Comunque, per vincere la gara tra loro ed essere scelte dal nobile giovane, hai voglia a promettergli poteri immensi come fece Era, oppure vincere qualsiasi battaglia ed essere un grande stratega come si impegnò a fare Atena, perché, quando Afrodite, dea della bellezza gli promise l’amore di Elena, la donna più bella del mondo, gli ormoni di Paride impazzirono, e dopo un giro caotico, gli esplosero nel cervello e gli uscirono dalle orecchie. È inutile dire a chi lui indirizzò la sua scelta, scatenando il primo casus belli che la storia ricordi: la guerra tra Greci e Troiani.
Ma torniamo all’importanza che la cintura ha nel suo significato.
Come Esiodo e anche Omero sostenevano, la cintura di Venere era ritenuta contenere ogni sorta di fascino e la descrivevano come un talismano divino che conferiva alla donna una potenza irresistibile. Un simbolo dunque di sorgente di tutte le grazie.
Perciò, il simbolismo della cintura è legato anche a quello della fecondità, e una prima testimonianza di questo tipo di interpretazione ci è data dallo Pseudo Dionigi l’Aeropagita, teologo e filosofo del V secolo che descrive come le intelligenze celesti indossino un abito e una cintura, da intendere simbolicamente: “le cinture significano cura con cui conservano i propri poteri genetici; il potere che hanno di raccogliersi e di unificare i propri poteri mentali ritirandosi in se stesse e ripiegandosi armoniosamente su di sé nel cerchio indefettibile della propria identità” (PSEO, 240). 

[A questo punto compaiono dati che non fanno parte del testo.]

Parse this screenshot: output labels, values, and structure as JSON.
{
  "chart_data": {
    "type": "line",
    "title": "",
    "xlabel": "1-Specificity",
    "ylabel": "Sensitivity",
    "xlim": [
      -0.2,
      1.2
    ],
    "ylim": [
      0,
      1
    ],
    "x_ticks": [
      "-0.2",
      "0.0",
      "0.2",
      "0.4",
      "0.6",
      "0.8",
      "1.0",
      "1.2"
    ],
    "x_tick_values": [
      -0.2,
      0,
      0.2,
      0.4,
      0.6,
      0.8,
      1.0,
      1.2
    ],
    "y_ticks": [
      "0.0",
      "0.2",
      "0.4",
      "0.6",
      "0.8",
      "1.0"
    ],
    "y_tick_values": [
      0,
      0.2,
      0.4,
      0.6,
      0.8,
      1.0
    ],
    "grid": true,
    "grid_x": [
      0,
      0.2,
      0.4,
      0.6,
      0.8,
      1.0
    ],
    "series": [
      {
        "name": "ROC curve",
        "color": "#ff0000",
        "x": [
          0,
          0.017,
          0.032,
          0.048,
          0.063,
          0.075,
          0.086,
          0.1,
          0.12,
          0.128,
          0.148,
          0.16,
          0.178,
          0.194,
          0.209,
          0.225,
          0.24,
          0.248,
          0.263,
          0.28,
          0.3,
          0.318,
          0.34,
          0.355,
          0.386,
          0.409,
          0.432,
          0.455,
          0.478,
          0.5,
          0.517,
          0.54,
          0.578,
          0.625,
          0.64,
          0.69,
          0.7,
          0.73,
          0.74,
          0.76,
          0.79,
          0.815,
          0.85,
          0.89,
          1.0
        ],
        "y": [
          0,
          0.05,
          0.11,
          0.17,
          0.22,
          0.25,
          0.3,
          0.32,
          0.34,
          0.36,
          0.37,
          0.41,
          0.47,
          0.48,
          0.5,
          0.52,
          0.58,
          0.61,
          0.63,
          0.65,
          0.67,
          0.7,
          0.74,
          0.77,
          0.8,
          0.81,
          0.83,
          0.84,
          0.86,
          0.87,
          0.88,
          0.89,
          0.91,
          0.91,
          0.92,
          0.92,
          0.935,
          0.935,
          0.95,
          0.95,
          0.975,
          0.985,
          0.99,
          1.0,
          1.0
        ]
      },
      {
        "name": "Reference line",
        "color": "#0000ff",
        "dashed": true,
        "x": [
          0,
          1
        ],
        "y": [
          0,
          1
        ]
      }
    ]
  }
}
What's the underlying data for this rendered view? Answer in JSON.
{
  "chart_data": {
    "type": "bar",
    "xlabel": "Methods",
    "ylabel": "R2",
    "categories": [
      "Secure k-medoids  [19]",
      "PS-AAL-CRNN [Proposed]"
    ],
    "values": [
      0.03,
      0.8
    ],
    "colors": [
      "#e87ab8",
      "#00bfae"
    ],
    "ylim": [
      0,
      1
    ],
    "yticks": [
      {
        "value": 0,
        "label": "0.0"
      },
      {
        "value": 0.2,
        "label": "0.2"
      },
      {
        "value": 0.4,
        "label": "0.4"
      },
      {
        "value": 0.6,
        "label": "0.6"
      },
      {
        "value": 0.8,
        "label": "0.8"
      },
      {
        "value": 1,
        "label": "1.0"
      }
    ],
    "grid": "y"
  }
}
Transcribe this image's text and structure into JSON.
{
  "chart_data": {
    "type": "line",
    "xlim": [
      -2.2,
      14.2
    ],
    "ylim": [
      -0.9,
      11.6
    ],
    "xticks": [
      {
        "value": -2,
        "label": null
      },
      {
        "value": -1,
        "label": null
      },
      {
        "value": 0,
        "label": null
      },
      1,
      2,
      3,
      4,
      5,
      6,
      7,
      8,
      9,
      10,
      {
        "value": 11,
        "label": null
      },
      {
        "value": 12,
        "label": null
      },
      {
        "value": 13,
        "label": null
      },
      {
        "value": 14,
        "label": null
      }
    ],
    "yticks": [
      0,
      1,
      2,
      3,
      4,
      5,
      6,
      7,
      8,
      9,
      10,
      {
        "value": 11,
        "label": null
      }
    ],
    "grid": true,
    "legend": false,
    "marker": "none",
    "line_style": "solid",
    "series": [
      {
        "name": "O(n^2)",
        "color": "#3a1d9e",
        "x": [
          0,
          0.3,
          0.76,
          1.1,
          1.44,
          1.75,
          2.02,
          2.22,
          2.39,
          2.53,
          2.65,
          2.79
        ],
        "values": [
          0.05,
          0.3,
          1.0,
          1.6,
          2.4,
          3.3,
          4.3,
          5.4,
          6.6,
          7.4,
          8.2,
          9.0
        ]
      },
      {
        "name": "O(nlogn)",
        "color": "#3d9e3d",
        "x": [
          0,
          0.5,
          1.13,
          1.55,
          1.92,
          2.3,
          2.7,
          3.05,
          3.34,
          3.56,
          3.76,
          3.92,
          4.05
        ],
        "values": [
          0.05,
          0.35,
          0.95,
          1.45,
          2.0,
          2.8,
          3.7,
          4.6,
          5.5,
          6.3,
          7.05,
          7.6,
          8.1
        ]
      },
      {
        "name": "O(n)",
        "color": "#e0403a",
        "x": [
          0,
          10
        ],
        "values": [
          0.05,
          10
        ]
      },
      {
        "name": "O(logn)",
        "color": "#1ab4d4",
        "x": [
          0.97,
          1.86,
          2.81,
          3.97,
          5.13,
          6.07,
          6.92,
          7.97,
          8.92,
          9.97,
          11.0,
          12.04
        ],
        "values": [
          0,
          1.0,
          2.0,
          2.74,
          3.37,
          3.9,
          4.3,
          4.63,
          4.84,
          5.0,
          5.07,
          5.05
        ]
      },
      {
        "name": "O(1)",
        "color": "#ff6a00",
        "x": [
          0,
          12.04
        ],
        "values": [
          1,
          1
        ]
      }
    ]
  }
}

Un’interpretazione simbolica rivolta al DNA?

L’etimologia della parola essere “in cinta” indirizzata alle donne in stato interessante, non potrebbe nascere in primis dalla cintura di Afrodite sinonimo di grande fascino, potenza irresistibile e dunque anche di fecondità e conseguentemente trasmissione genetica? E il cordone ombellicale, è anch’esso una cintura che lega la madre con il figlio.
Nel suo significato, la cintura è anche attaccamento, devozione e fedeltà, tanto da essere inserita in molti scudetti, bandiere e immagini araldiche e ben si accorda con il valore simbolico di unione fedele, di appartenenza e di identificazione familiare, con una persona, un insieme e una funzione privilegiata.
Il gesto di togliere la cintura come si usa fare ai prigionieri di guerra, militari ma anche civili, significa spezzare un legame, rompere cioè l’attaccamento a un’appartenenza, isolare e disconoscere. Lasciare a un prigioniero la cintura, significa permettergli di morire per strangolamento o per impiccagione dandogli la possibilità di una morte onorevole. Deporre la cintura, per un magistrato o un ufficiale, significa abbandonare le insegne della propria carriera e cessarne, con questo atto, l’esercizio.
Nella tradizione cristiana, la cintura è segno di protezione, di continenza e di castità, utilizzata principalmente dagli eremiti e dai reclusi per sottolinearne la valenza. Mettere a una donna la cintura di castità significava, nel medioevo, impedirle ogni possibilità materiale di infedeltà o atto impuro.

Sognare di comprare una cintura molto bella.

Stefania scrive: ho sognato di comprare una cintura molto bella e mentre la indossavo la mia immagine acquisiva un aspetto luminoso, mi sentivo molto sicura, potevo fare qualsiasi cosa senza la paura di sbagliare e per questo di essere criticata. 

Risposta: probabilmente il rapporto sentimentale che hai in questo momento, non è appagante come lo vorresti, tanto che, hai paura di sbagliare e per questo essere criticata e di conseguenza respinta. Comprala veramente una bella cintura da indossare e rendila magica, in modo che possa trasmetterti la stessa sensazione che hai provato nel tuo sogno.
La Cabala abbina il numero 8 alla cintura. 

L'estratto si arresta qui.